Banks’ H1 profit shines, but fails to lift stock prices
Because there is still a big challenge ahead as curse of NPL is hovering over banks’ head’
Net profit of nearly 80% of the listed private banks have increased in the first half of this year due mainly to higher income from treasury bonds and improved import situation.
Bankers said loan rescheduling against Non-Performing Loans (NPL) have also helped increasing the net profit, but NPL is still a headache as it will have to be adjusted at the end of the year.
They, however, hoped the earnings would be better in the days to come if the political situation remains in favour of investment.
Of the 30 listed banks, the net profit of 23 marked rise, five saw a fall and two incurred losses in the January to June period, according to Dhaka Stock Exchange (DSE) data.
Pubali Bank Managing Director Helal Ahmed Chowdhury said some banks recovered well from their poor earnings last year hit by the political unrest.
He said the banks have earned the lion’s share of income from investment in government treasury bonds. “It gives a big support in boosting earnings as rate of interest of bonds was higher in the last quarter.”
Some supports also came from realising commission from opening LC (letter of credit) that rose in the recent months, and remittances, he said.
Imports rose by 20.7% in the last fiscal compared to the previous fiscal. In June this year, the opening of LCs posted a rise of about 31% compared with that of a negative growth of 17 % in the same month of 2013, according to Bangladesh Bank.
Mutual Trust Bank Limited (MTBL) Managing Director Anis A Khan said mainly expansion, diversification and restructure of planning has helped bringing good results. “Banks’ investment in Treasury bonds with high call rate has helped recovering well in the recent times from last year’s dismal earnings.”
The banker said the impact of loan defaults, which shot up last year following a series of banking scams and political unrest, might improve this year too, if political field remains calm.
Chowdhury said rescheduling NPL in line with the central bank rules helped banks keep lower provisioning, also contributing to the profits. “But there is no reason for complacency. Because there is still a big challenge ahead as curse of NPL is hovering over banks’ head.” About NPL, Khan said it followed last year’s trend.
The banks registered increased earnings by more than 100% are MTBL, Jamuna Bank, Social Islami Bank Ltd (SIBL), National Bank and AB Bank.
The banks with increased earnings by more than 50% are UCBL, Mercantile, Exim Bank, City Bank and Al-Arafah Bank.
The banks that saw a decline in their net profit are BRAC Bank, EBL, Islami Bank, One Bank and Rupali Bank.
Shahjalal Bank incurred losses of Tk49.5 crore in the first half of this year against its net profit of Tk20.7 crore a year earlier.
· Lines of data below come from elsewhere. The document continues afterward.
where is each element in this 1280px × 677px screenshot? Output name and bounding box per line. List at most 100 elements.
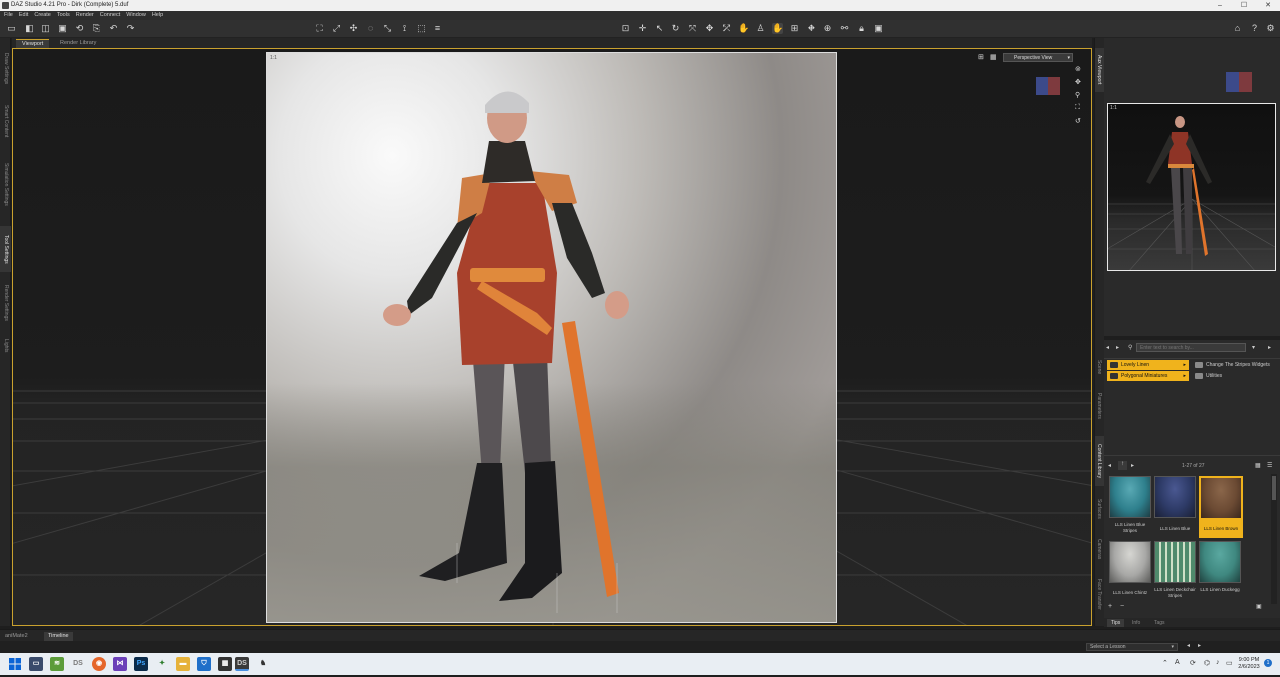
tab-face-transfer[interactable]: Face Transfer: [1095, 574, 1104, 614]
camera-frame-icon[interactable]: ⊡: [620, 23, 631, 34]
tab-render-settings[interactable]: Render Settings: [0, 278, 11, 328]
view-cube[interactable]: [1036, 77, 1061, 95]
export-icon[interactable]: ⎘: [91, 23, 102, 34]
menu-connect[interactable]: Connect: [100, 11, 121, 20]
joint-editor-icon[interactable]: ⤢: [331, 23, 342, 34]
next-page-icon[interactable]: ▸: [1131, 462, 1134, 469]
file-explorer-icon[interactable]: ▬: [176, 657, 190, 671]
folder-change-stripes[interactable]: Change The Stripes Widgets: [1195, 360, 1270, 370]
input-method-icon[interactable]: A: [1175, 659, 1180, 666]
thumb-lls-linen-blue[interactable]: [1154, 476, 1196, 518]
reset-view-icon[interactable]: ↺: [1075, 117, 1081, 125]
redo-icon[interactable]: ↷: [125, 23, 136, 34]
node-selection-icon[interactable]: ⛖: [806, 23, 817, 34]
tab-animate2[interactable]: aniMate2: [5, 632, 28, 641]
scrollbar-thumb[interactable]: [1272, 476, 1276, 500]
surface-selection-icon[interactable]: ✋: [772, 23, 783, 34]
tab-tool-settings[interactable]: Tool Settings: [0, 226, 11, 272]
remove-icon[interactable]: −: [1120, 603, 1124, 610]
lesson-prev-icon[interactable]: ◂: [1187, 642, 1190, 649]
drawstyle-icon[interactable]: ▦: [990, 53, 997, 61]
windows-start-icon[interactable]: [8, 657, 22, 671]
tab-draw-settings[interactable]: Draw Settings: [0, 46, 11, 92]
tab-smart-content[interactable]: Smart Content: [0, 98, 11, 144]
node-weight-icon[interactable]: ⛶: [314, 23, 325, 34]
add-icon[interactable]: +: [1108, 603, 1112, 610]
thumb-lls-linen-duckegg[interactable]: [1199, 541, 1241, 583]
region-icon[interactable]: ◌: [365, 23, 376, 34]
visual-studio-icon[interactable]: ⋈: [113, 657, 127, 671]
tray-expand-icon[interactable]: ⌃: [1162, 659, 1168, 667]
notification-icon[interactable]: 1: [1264, 659, 1272, 667]
lesson-select[interactable]: Select a Lesson ▾: [1086, 643, 1178, 651]
photoshop-icon[interactable]: Ps: [134, 657, 148, 671]
frame-icon[interactable]: ⛶: [1075, 104, 1080, 112]
viewport[interactable]: 1:1 ⊞ ▦ Perspective View ▾ ⊚ ✥ ⚲ ⛶ ↺: [12, 48, 1092, 626]
home-icon[interactable]: ⌂: [1232, 23, 1243, 34]
lock-icon[interactable]: 🔒︎: [856, 23, 867, 34]
menu-create[interactable]: Create: [34, 11, 51, 20]
link-icon[interactable]: ⚯: [839, 23, 850, 34]
active-pose-icon[interactable]: ⤱: [721, 23, 732, 34]
whats-this-icon[interactable]: ?: [1249, 23, 1260, 34]
figure-icon[interactable]: ♙: [755, 23, 766, 34]
speaker-icon[interactable]: ♪: [1216, 659, 1220, 666]
filter-dropdown-icon[interactable]: ▾: [1252, 344, 1255, 351]
new-file-icon[interactable]: ▭: [6, 23, 17, 34]
calculator-icon[interactable]: ▦: [218, 657, 232, 671]
sync-icon[interactable]: ⟳: [1190, 659, 1196, 667]
tab-parameters[interactable]: Parameters: [1095, 386, 1104, 426]
view-select[interactable]: Perspective View ▾: [1003, 53, 1073, 62]
search-input[interactable]: [1136, 343, 1246, 352]
thumb-size-icon[interactable]: ▣: [1256, 603, 1262, 610]
tab-info[interactable]: Info: [1132, 619, 1140, 627]
light-icon[interactable]: ⊕: [822, 23, 833, 34]
tab-timeline[interactable]: Timeline: [44, 632, 73, 641]
thumb-lls-linen-deckchair[interactable]: [1154, 541, 1196, 583]
minimize-button[interactable]: –: [1208, 0, 1232, 11]
shield-app-icon[interactable]: ⛉: [197, 657, 211, 671]
rotate-icon[interactable]: ↻: [670, 23, 681, 34]
transform-icon[interactable]: ✣: [348, 23, 359, 34]
thumb-lls-linen-blue-stripes[interactable]: [1109, 476, 1151, 518]
tab-tips[interactable]: Tips: [1107, 619, 1125, 627]
open-folder-icon[interactable]: ◧: [24, 23, 35, 34]
zoom-icon[interactable]: ⚲: [1075, 91, 1080, 99]
tab-simulation-settings[interactable]: Simulation Settings: [0, 150, 11, 218]
network-icon[interactable]: ⌬: [1204, 659, 1210, 667]
menu-window[interactable]: Window: [126, 11, 146, 20]
category-polygonal-miniatures[interactable]: Polygonal Miniatures ▸: [1107, 371, 1189, 381]
daz-app-icon[interactable]: DS: [71, 657, 85, 671]
prev-page-icon[interactable]: ◂: [1108, 462, 1111, 469]
daz-studio-active-icon[interactable]: DS: [235, 657, 249, 671]
menu-render[interactable]: Render: [76, 11, 94, 20]
firefox-icon[interactable]: ◉: [92, 657, 106, 671]
tab-aux-viewport[interactable]: Aux Viewport: [1095, 48, 1104, 92]
tab-cameras[interactable]: Cameras: [1095, 534, 1104, 564]
revert-icon[interactable]: ⟲: [74, 23, 85, 34]
tab-tags[interactable]: Tags: [1154, 619, 1165, 627]
back-icon[interactable]: ◂: [1106, 344, 1109, 351]
viewport-options-icon[interactable]: ⊞: [978, 53, 984, 61]
search-icon[interactable]: ⚲: [1128, 344, 1132, 351]
thumb-lls-linen-brown[interactable]: LLS Linen Brown: [1199, 476, 1243, 538]
battery-icon[interactable]: ▭: [1226, 659, 1233, 667]
merge-icon[interactable]: ◫: [40, 23, 51, 34]
tab-content-library[interactable]: Content Library: [1095, 436, 1104, 486]
figure-app-icon[interactable]: ♞: [256, 657, 270, 671]
hexagon-app-icon[interactable]: ✦: [155, 657, 169, 671]
page-select-icon[interactable]: ↑: [1118, 461, 1127, 470]
tab-lights[interactable]: Lights: [0, 334, 11, 358]
orbit-icon[interactable]: ⊚: [1075, 65, 1081, 73]
universal-tool-icon[interactable]: ✛: [637, 23, 648, 34]
list-view-icon[interactable]: ☰: [1267, 462, 1272, 469]
scrollbar[interactable]: [1271, 474, 1277, 604]
pan-icon[interactable]: ✥: [1075, 78, 1081, 86]
grid-view-icon[interactable]: ▦: [1255, 462, 1261, 469]
category-lovely-linen[interactable]: Lovely Linen ▸: [1107, 360, 1189, 370]
undo-icon[interactable]: ↶: [108, 23, 119, 34]
thumb-lls-linen-chintz[interactable]: [1109, 541, 1151, 583]
save-icon[interactable]: ▣: [57, 23, 68, 34]
geometry-editor-icon[interactable]: ⤡: [382, 23, 393, 34]
clock[interactable]: 9:00 PM 2/6/2023: [1236, 657, 1262, 671]
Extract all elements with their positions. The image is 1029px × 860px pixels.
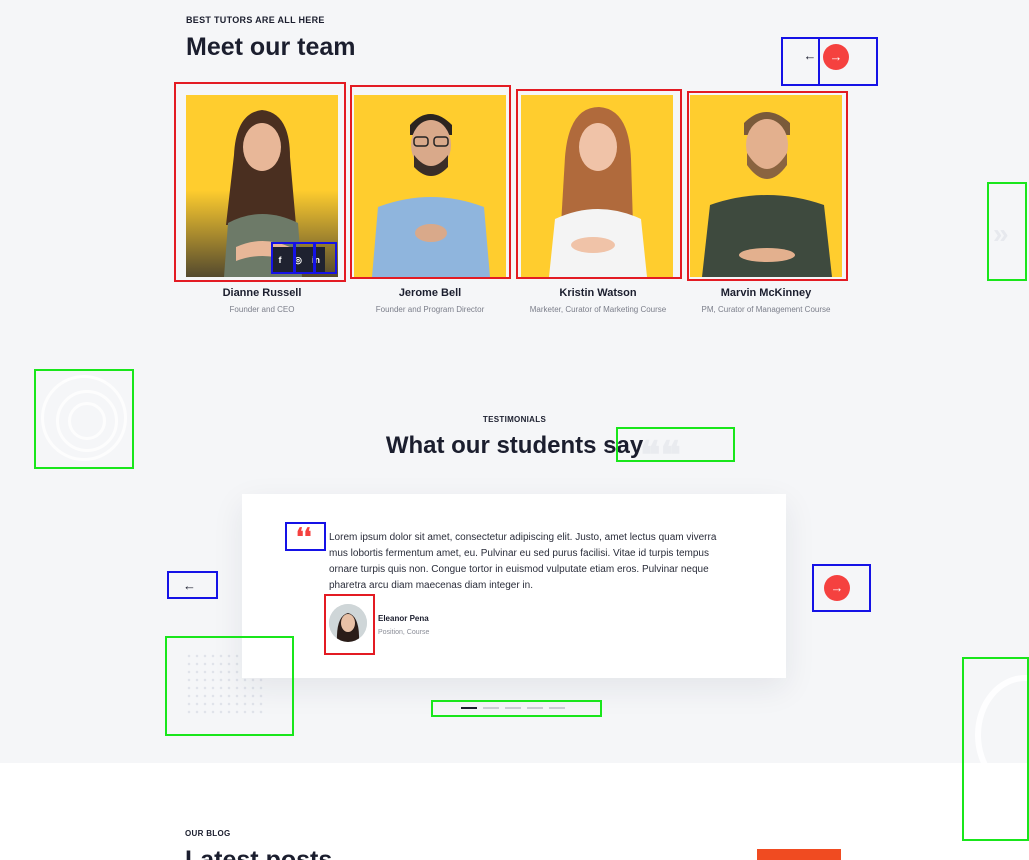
- team-title: Meet our team: [186, 33, 356, 61]
- member-role: Founder and Program Director: [375, 305, 485, 314]
- card-highlight-2: [350, 85, 511, 279]
- author-role: Position, Course: [378, 629, 430, 636]
- decor-highlight-quote: [616, 427, 735, 462]
- testimonial-prev-highlight: [167, 571, 218, 599]
- team-next-highlight: [818, 37, 878, 86]
- member-role: Marketer, Curator of Marketing Course: [529, 305, 667, 314]
- decor-highlight-arc: [962, 657, 1029, 841]
- decor-highlight-dots: [165, 636, 294, 736]
- testimonial-quote: Lorem ipsum dolor sit amet, consectetur …: [329, 532, 717, 591]
- blog-title: Latest posts: [185, 846, 333, 860]
- team-prev-highlight: [781, 37, 820, 86]
- member-role: PM, Curator of Management Course: [701, 305, 831, 314]
- member-role: Founder and CEO: [229, 305, 295, 314]
- author-name: Eleanor Pena: [378, 614, 429, 623]
- member-name: Marvin McKinney: [720, 287, 812, 299]
- blog-section: [0, 763, 1029, 860]
- dots-highlight: [431, 700, 602, 717]
- testimonials-eyebrow: TESTIMONIALS: [482, 415, 547, 424]
- avatar-highlight: [324, 594, 375, 655]
- testimonials-title: What our students say: [385, 432, 644, 459]
- card-highlight-1: [174, 82, 346, 282]
- member-name: Kristin Watson: [559, 287, 637, 299]
- blog-eyebrow: OUR BLOG: [185, 829, 231, 838]
- blog-view-all-button[interactable]: [757, 849, 841, 860]
- quote-highlight: [285, 522, 326, 551]
- member-name: Jerome Bell: [398, 287, 462, 299]
- card-highlight-3: [516, 89, 682, 279]
- team-eyebrow: BEST TUTORS ARE ALL HERE: [186, 15, 325, 25]
- card-highlight-4: [687, 91, 848, 281]
- decor-highlight-chevron: [987, 182, 1027, 281]
- member-name: Dianne Russell: [222, 287, 302, 299]
- testimonial-next-highlight: [812, 564, 871, 612]
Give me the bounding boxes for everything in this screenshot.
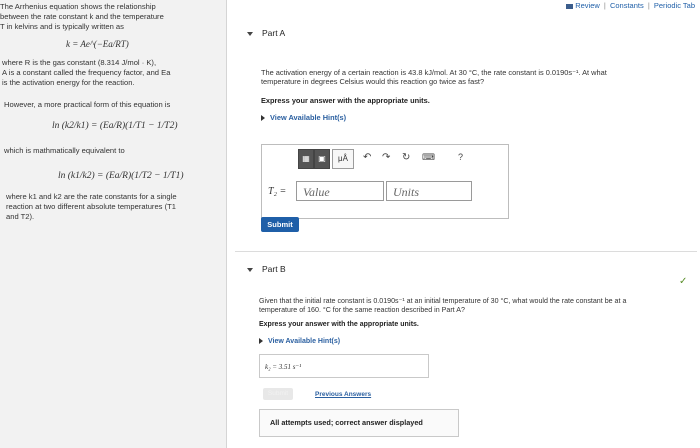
undo-icon[interactable]: ↶ [363,152,371,163]
part-divider [235,251,697,252]
constants-link[interactable]: Constants [610,1,644,10]
part-b-header[interactable]: Part B [247,264,286,274]
question-panel: Part A The activation energy of a certai… [227,10,700,448]
part-a-hints-toggle[interactable]: View Available Hint(s) [261,113,346,122]
periodic-table-link[interactable]: Periodic Tab [654,1,695,10]
part-a-hints-label: View Available Hint(s) [270,113,347,122]
collapse-icon [247,267,253,272]
collapse-icon [247,31,253,36]
intro-line-1: The Arrhenius equation shows the relatio… [0,2,156,11]
part-b-submit-button-disabled: Submit [263,388,293,400]
part-b-question: Given that the initial rate constant is … [259,297,699,315]
where-line-6: and T2). [6,212,35,221]
part-a-instructions: Express your answer with the appropriate… [261,96,430,105]
keyboard-icon[interactable]: ⌨ [422,152,435,163]
part-b-hints-toggle[interactable]: View Available Hint(s) [259,337,340,346]
help-button[interactable]: ? [458,152,463,162]
previous-answers-link[interactable]: Previous Answers [315,390,371,399]
equivalent-equation: ln (k1/k2) = (Ea/R)(1/T2 − 1/T1) [58,171,184,181]
part-a-answer-box: ▦ ▣ μÅ ↶ ↷ ↻ ⌨ ? T₂ = Value Units [261,144,509,219]
fraction-button[interactable]: ▣ [314,149,330,169]
part-a-question-line-1: The activation energy of a certain react… [261,68,607,77]
value-input[interactable]: Value [296,181,384,201]
part-b-instructions: Express your answer with the appropriate… [259,321,419,328]
expand-icon [261,115,265,122]
attempts-status: All attempts used; correct answer displa… [259,409,459,437]
part-b-answer-display: k₂ = 3.51 s⁻¹ [259,354,429,378]
part-b-question-line-2: temperature of 160. °C for the same reac… [259,306,465,314]
where-line-5: reaction at two different absolute tempe… [6,202,176,211]
top-links: Review | Constants | Periodic Tab [565,1,696,10]
equivalent-line: which is mathmatically equivalent to [4,146,125,155]
where-line-2: A is a constant called the frequency fac… [2,68,171,77]
part-a-submit-button[interactable]: Submit [261,217,299,232]
part-b-hints-label: View Available Hint(s) [268,338,341,345]
review-icon [566,3,574,9]
math-toolbar: ▦ ▣ μÅ ↶ ↷ ↻ ⌨ ? [262,149,508,169]
templates-button[interactable]: ▦ [298,149,314,169]
k2-answer: k₂ = 3.51 s⁻¹ [265,363,302,371]
where-line-4: where k1 and k2 are the rate constants f… [6,192,177,201]
part-a-title: Part A [262,28,286,38]
part-a-header[interactable]: Part A [247,28,285,38]
correct-check-icon: ✓ [679,276,688,287]
part-a-question: The activation energy of a certain react… [261,68,700,86]
where-line-3: is the activation energy for the reactio… [2,78,135,87]
review-link[interactable]: Review [575,1,600,10]
t2-label: T₂ = [268,186,287,197]
part-b-question-line-1: Given that the initial rate constant is … [259,297,627,305]
where-line-1: where R is the gas constant (8.314 J/mol… [2,58,157,67]
two-point-equation: ln (k2/k1) = (Ea/R)(1/T1 − 1/T2) [52,121,178,131]
intro-line-3: T in kelvins and is typically written as [0,22,124,31]
units-button[interactable]: μÅ [332,149,354,169]
reset-icon[interactable]: ↻ [402,152,410,163]
part-b-title: Part B [262,264,286,274]
expand-icon [259,338,263,345]
part-a-question-line-2: temperature in degrees Celsius would thi… [261,77,485,86]
redo-icon[interactable]: ↷ [382,152,390,163]
info-panel: The Arrhenius equation shows the relatio… [0,0,227,448]
arrhenius-equation: k = Ae^(−Ea/RT) [66,39,129,49]
units-input[interactable]: Units [386,181,472,201]
intro-line-2: between the rate constant k and the temp… [0,12,164,21]
however-line: However, a more practical form of this e… [4,100,171,109]
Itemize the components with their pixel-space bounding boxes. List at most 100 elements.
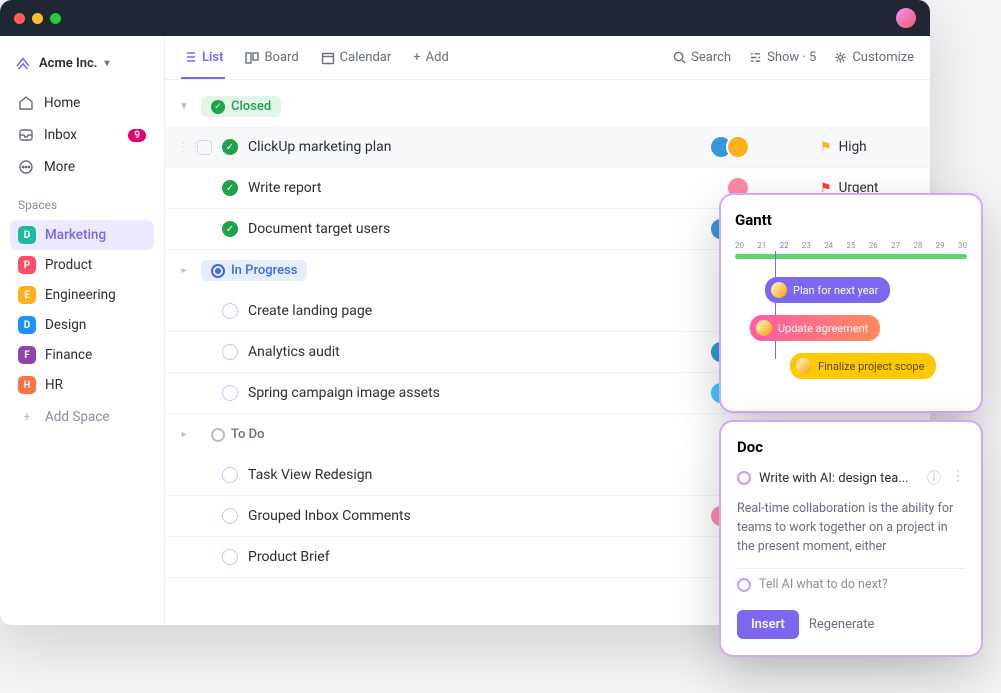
add-view-button[interactable]: + Add	[411, 38, 451, 77]
space-badge-icon: P	[18, 256, 36, 274]
task-status-open-icon[interactable]	[222, 508, 238, 524]
collapse-toggle-icon[interactable]: ▸	[177, 429, 191, 440]
space-name: Engineering	[45, 287, 116, 303]
gantt-date: 27	[891, 241, 900, 250]
task-status-open-icon[interactable]	[222, 303, 238, 319]
task-status-open-icon[interactable]	[222, 385, 238, 401]
ai-spark-icon	[737, 471, 751, 485]
gantt-date: 21	[757, 241, 766, 250]
task-status-open-icon[interactable]	[222, 344, 238, 360]
task-status-open-icon[interactable]	[222, 549, 238, 565]
nav-more[interactable]: More	[10, 152, 154, 182]
info-icon[interactable]: ⓘ	[927, 468, 941, 488]
avatar	[796, 358, 812, 374]
doc-popup: Doc Write with AI: design tea... ⓘ ⋮ Rea…	[721, 422, 981, 655]
task-status-closed-icon[interactable]: ✓	[222, 139, 238, 155]
maximize-window-icon[interactable]	[50, 13, 61, 24]
space-name: Product	[45, 257, 92, 273]
nav-label: More	[44, 159, 75, 175]
status-pill: ✓Closed	[201, 96, 281, 117]
gantt-date: 29	[936, 241, 945, 250]
task-title: Product Brief	[248, 549, 716, 565]
close-window-icon[interactable]	[14, 13, 25, 24]
view-tab-board[interactable]: Board	[243, 38, 300, 77]
collapse-toggle-icon[interactable]: ▼	[177, 101, 191, 112]
gantt-date: 22	[780, 241, 789, 250]
status-pill: In Progress	[201, 260, 307, 281]
titlebar	[0, 0, 930, 36]
priority-cell[interactable]: ⚑High	[820, 139, 910, 155]
checkbox[interactable]	[197, 140, 212, 155]
assignee-avatar[interactable]	[726, 135, 750, 159]
doc-body-text: Real-time collaboration is the ability f…	[737, 500, 965, 554]
status-pill: To Do	[201, 424, 275, 445]
priority-cell[interactable]: ⚑Urgent	[820, 180, 910, 196]
task-status-open-icon[interactable]	[222, 467, 238, 483]
add-space-button[interactable]: + Add Space	[10, 402, 154, 432]
customize-button[interactable]: Customize	[834, 50, 914, 65]
doc-ai-prompt[interactable]: Tell AI what to do next?	[737, 568, 965, 600]
group-header-closed[interactable]: ▼ ✓Closed	[165, 86, 930, 127]
gantt-bar[interactable]: Finalize project scope	[790, 353, 936, 379]
gantt-bar[interactable]: Plan for next year	[765, 277, 890, 303]
gantt-bar[interactable]: Update agreement	[750, 315, 880, 341]
workspace-name: Acme Inc.	[39, 56, 97, 71]
nav-inbox[interactable]: Inbox 9	[10, 120, 154, 150]
space-badge-icon: H	[18, 376, 36, 394]
doc-ai-title-row: Write with AI: design tea... ⓘ ⋮	[737, 468, 965, 488]
insert-button[interactable]: Insert	[737, 610, 799, 639]
minimize-window-icon[interactable]	[32, 13, 43, 24]
inbox-badge: 9	[128, 129, 146, 142]
space-badge-icon: D	[18, 226, 36, 244]
task-title: Grouped Inbox Comments	[248, 508, 699, 524]
plus-icon: +	[413, 50, 420, 65]
inbox-icon	[18, 127, 34, 143]
space-name: Finance	[45, 347, 92, 363]
sidebar: Acme Inc. ▾ Home Inbox 9 More Spaces DMa…	[0, 36, 165, 625]
space-item-marketing[interactable]: DMarketing	[10, 220, 154, 250]
show-button[interactable]: Show · 5	[749, 50, 816, 65]
task-status-closed-icon[interactable]: ✓	[222, 221, 238, 237]
filter-icon	[749, 51, 762, 64]
toolbar: List Board Calendar + Add Search	[165, 36, 930, 80]
space-badge-icon: F	[18, 346, 36, 364]
more-vertical-icon[interactable]: ⋮	[951, 468, 965, 488]
gantt-date: 25	[846, 241, 855, 250]
workspace-switcher[interactable]: Acme Inc. ▾	[10, 48, 154, 78]
view-tab-list[interactable]: List	[181, 38, 225, 79]
space-badge-icon: E	[18, 286, 36, 304]
drag-handle-icon[interactable]: ⋮⋮	[177, 140, 187, 154]
space-item-finance[interactable]: F Finance	[10, 340, 154, 370]
space-item-engineering[interactable]: E Engineering	[10, 280, 154, 310]
search-button[interactable]: Search	[673, 50, 731, 65]
gantt-date: 20	[735, 241, 744, 250]
task-row[interactable]: ⋮⋮✓ClickUp marketing plan⚑High	[165, 127, 930, 168]
gantt-date: 28	[913, 241, 922, 250]
doc-title: Doc	[737, 438, 965, 456]
collapse-toggle-icon[interactable]: ▸	[177, 265, 191, 276]
profile-avatar[interactable]	[896, 8, 916, 28]
window-controls	[14, 13, 61, 24]
task-status-closed-icon[interactable]: ✓	[222, 180, 238, 196]
nav-label: Home	[44, 95, 80, 111]
task-title: Analytics audit	[248, 344, 699, 360]
gantt-title: Gantt	[735, 211, 967, 229]
view-tab-calendar[interactable]: Calendar	[319, 38, 394, 77]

During the period, accumulated losses of ICB Islami Bank rose to Tk26.3 crore, which was Tk8.6 crore.
Despite majority of banks registering increased net profit, they failed to attract stock investors. Yesterday, share prices of banks – the stock market’s bellwether – dropped 0.4%.
“It is probably because of bad loan,” said Asad Khan, managing director of Prime Finance and Investment Ltd.
He said banks enjoy loan rescheduling facility against bad loan, giving a boost to income. But at the end of the year, bad loan will be adjusted with the profits. Failure in bad loan recovery means negative impact on profit.”